Court Sanctions Attorneys for Relator in Frazier v. IASIS Healthcare For Failing to Promptly Seek Ruling on Privileged Documents Obtained from Relator

The U.S. District Court in Arizona recently sanctioned the attorneys for the relator in the qui tam case of United States ex rel Jerre Frazier v. IASIS Healthcare Corporation, Case 2:05-cv-766-RCJ as a result of their failure to promptly seek a ruling from the Court concerning privileged documents of the defendant that they had received from the relator.  In an Order entered on January 10, 2012, the Court found that the relator, Frazier, had “copied and removed approximately 1,300 pages of documents, emails and other . . . proprietary materials” from the the defendant, IASIS Healthcare. After years of litigation and the dismissal of the third amended qui tam complaint in June 2011, the Court handed down its ruling in response to the Defendant's Renewed Motion for Sanctions against the relator and his counsel.

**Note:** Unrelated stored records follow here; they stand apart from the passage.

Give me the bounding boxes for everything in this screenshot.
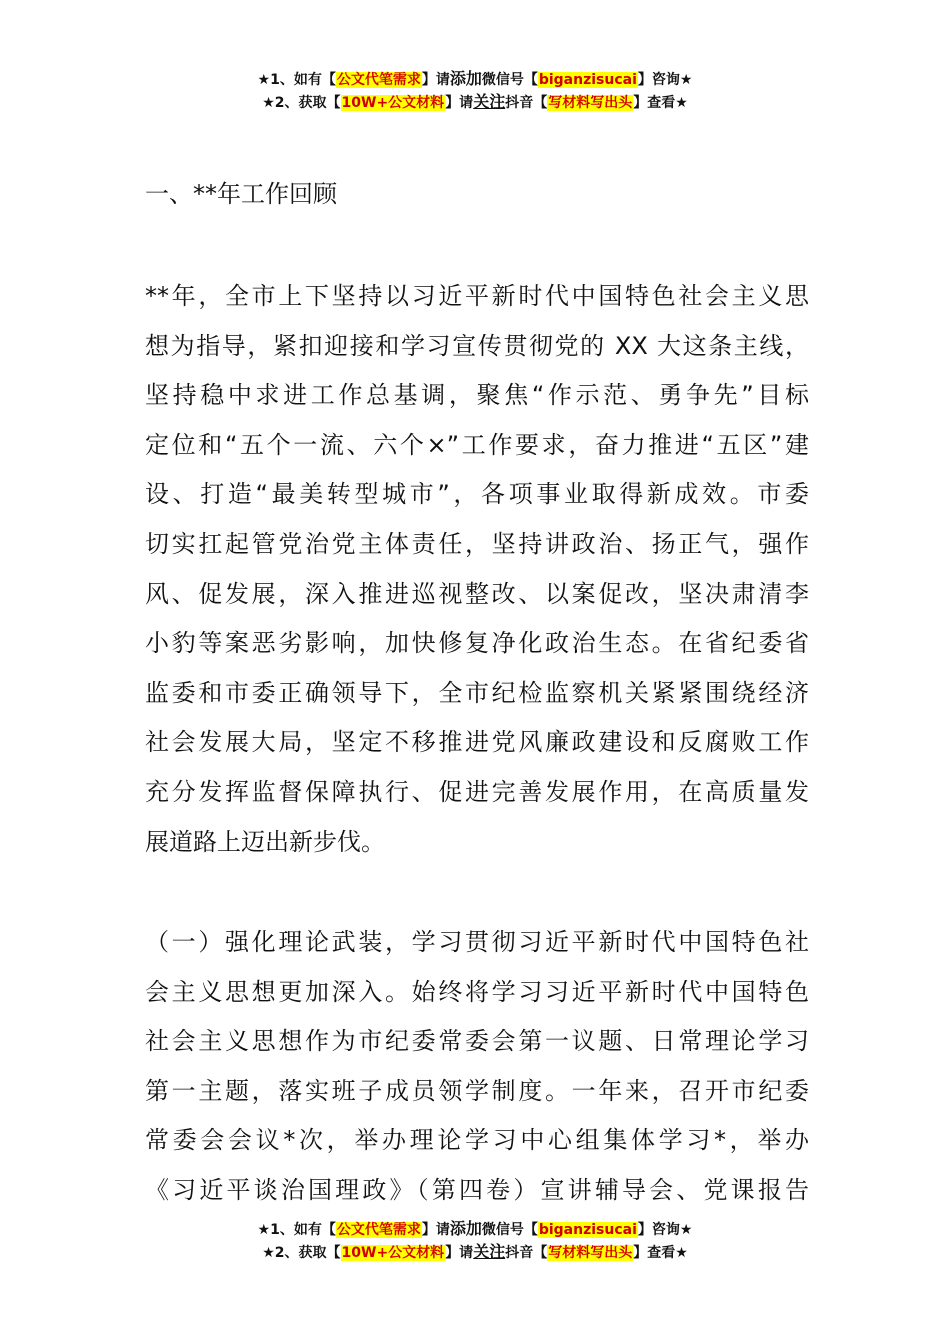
banner-text: 】请 <box>445 1245 474 1261</box>
paragraph-line: 设、打造“最美转型城市”，各项事业取得新成效。市委 <box>145 480 809 509</box>
paragraph-line: （一）强化理论武装，学习贯彻习近平新时代中国特色社 <box>145 928 809 956</box>
paragraph-line: 小豹等案恶劣影响，加快修复净化政治生态。在省纪委省 <box>145 629 809 658</box>
section-heading: 一、**年工作回顾 <box>145 180 337 208</box>
paragraph-review <box>145 272 809 867</box>
paragraph-line: 风、促发展，深入推进巡视整改、以案促改，坚决肃清李 <box>145 579 809 608</box>
highlight-douyin: 写材料写出头 <box>548 95 633 111</box>
paragraph-line: 会主义思想更加深入。始终将学习习近平新时代中国特色 <box>145 977 809 1006</box>
top-banner <box>0 68 950 114</box>
banner-text: 】请 <box>421 72 450 88</box>
banner-text: ★1、如有【 <box>257 72 336 88</box>
banner-line-1 <box>0 68 950 91</box>
paragraph-theory <box>145 918 809 1216</box>
paragraph-line: 切实扛起管党治党主体责任，坚持讲政治、扬正气，强作 <box>145 529 809 558</box>
paragraph-line: **年，全市上下坚持以习近平新时代中国特色社会主义思 <box>145 282 809 310</box>
paragraph-line: 想为指导，紧扣迎接和学习宣传贯彻党的 XX 大这条主线， <box>145 331 809 360</box>
banner-text: ★2、获取【 <box>262 1245 341 1261</box>
banner-text: 微信号【 <box>481 1222 538 1238</box>
banner-emphasis: 关注 <box>473 92 506 111</box>
banner-text: 】咨询★ <box>637 1222 693 1238</box>
paragraph-line: 常委会会议*次，举办理论学习中心组集体学习*，举办 <box>145 1126 809 1155</box>
banner-text: 抖音【 <box>505 1245 548 1261</box>
highlight-materials: 10W+公文材料 <box>341 95 445 111</box>
highlight-service: 公文代笔需求 <box>336 1222 421 1238</box>
highlight-wechat-id: biganzisucai <box>538 72 637 88</box>
highlight-douyin: 写材料写出头 <box>548 1245 633 1261</box>
banner-emphasis: 添加 <box>449 69 482 88</box>
bottom-banner <box>0 1218 950 1264</box>
paragraph-line: 坚持稳中求进工作总基调，聚焦“作示范、勇争先”目标 <box>145 381 809 410</box>
banner-text: 】查看★ <box>633 1245 688 1261</box>
paragraph-line: 社会发展大局，坚定不移推进党风廉政建设和反腐败工作 <box>145 728 809 757</box>
banner-text: 】请 <box>445 95 474 111</box>
paragraph-line: 展道路上迈出新步伐。 <box>145 827 385 856</box>
paragraph-line: 充分发挥监督保障执行、促进完善发展作用，在高质量发 <box>145 777 809 806</box>
banner-text: 】咨询★ <box>637 72 693 88</box>
banner-line-1 <box>0 1218 950 1241</box>
banner-text: ★2、获取【 <box>262 95 341 111</box>
paragraph-line: 定位和“五个一流、六个×”工作要求，奋力推进“五区”建 <box>145 430 809 459</box>
paragraph-line: 社会主义思想作为市纪委常委会第一议题、日常理论学习 <box>145 1027 809 1056</box>
banner-emphasis: 关注 <box>473 1242 506 1261</box>
banner-line-2 <box>0 1241 950 1264</box>
banner-text: 】查看★ <box>633 95 688 111</box>
banner-text: ★1、如有【 <box>257 1222 336 1238</box>
paragraph-line: 监委和市委正确领导下，全市纪检监察机关紧紧围绕经济 <box>145 678 809 707</box>
banner-emphasis: 添加 <box>449 1219 482 1238</box>
highlight-wechat-id: biganzisucai <box>538 1222 637 1238</box>
banner-text: 抖音【 <box>505 95 548 111</box>
banner-text: 微信号【 <box>481 72 538 88</box>
paragraph-line: 第一主题，落实班子成员领学制度。一年来，召开市纪委 <box>145 1076 809 1105</box>
banner-line-2 <box>0 91 950 114</box>
paragraph-line: 《习近平谈治国理政》（第四卷）宣讲辅导会、党课报告 <box>145 1175 809 1204</box>
highlight-materials: 10W+公文材料 <box>341 1245 445 1261</box>
highlight-service: 公文代笔需求 <box>336 72 421 88</box>
banner-text: 】请 <box>421 1222 450 1238</box>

The Court denied as moot the Motion for Sanctions against the relator as the parties had settled their claims.

As to the relator's "Qui Tam Counsel," however, the Court found they "were aware that they had potentially privileged documents in the Fall of 2004," before they filed suit, but once Qui Tam Counsel filed suit, they "delayed and did not seek a ruling from the Court on what to do with IASIS’s privileged documents" until it had served the unsealed qui tam complaint. The Court further falted Qui Tam Counsel for appearing to "play dumb as to what privileged documents IASIS was talking about" once IASIS requested its docuuments  The Court explained that "[a]lthough Qui Tam Counsel were obligated to acquire Frazier’s consent before returning the documents back to IASIS, Qui Tam Counsel should have told IASIS that or should have waited for Frazier’s consent. Instead, Qui Tam Counsel feigned ignorance with respect to the Sealed Box of privileged documents in their offices." The Court found that Qui Tam Counsel breached an ethical duty to seek a ruling from the Court about the privileged documents and breached their duty to contact IASIS about the documents after the complaint was unsealed."

Though finding that sanctions were appropriate, the Court explained that the "circumstances in this case do not warrant dismissal" nor did the facts establish that Qui Tam Counsel acted in "bad faith"  In light of these considerations, the Court imposed the sanction of requiring Qui Tam Counsel to repay the "attorneys’ fees and costs expended by IASIS in its attempt to get its privileged documents back from Qui Tam Counsel."  Additionally, the Court disqualified the relator's counsel from further assisting or representing the relator "or any other party adverse to IASIS."

The Court denied Defendant's request that Qui Tam Counsel be sanctioned even more broadly for fees and costs pursuant to 28 U.S.C. § 1927.   28 U.S.C. § 1927 provides that the Court may award attorneys' fees and costs against an attorney who "unreasonably and vexatiously" . . . . . "multiplies the proceedings in any case."  The Court rejected  Defendant's request on the grounds that Qui Tam Counsel had not acted in bad faith "nor is there any evidence to establish that they knowingly raised a frivolous argument."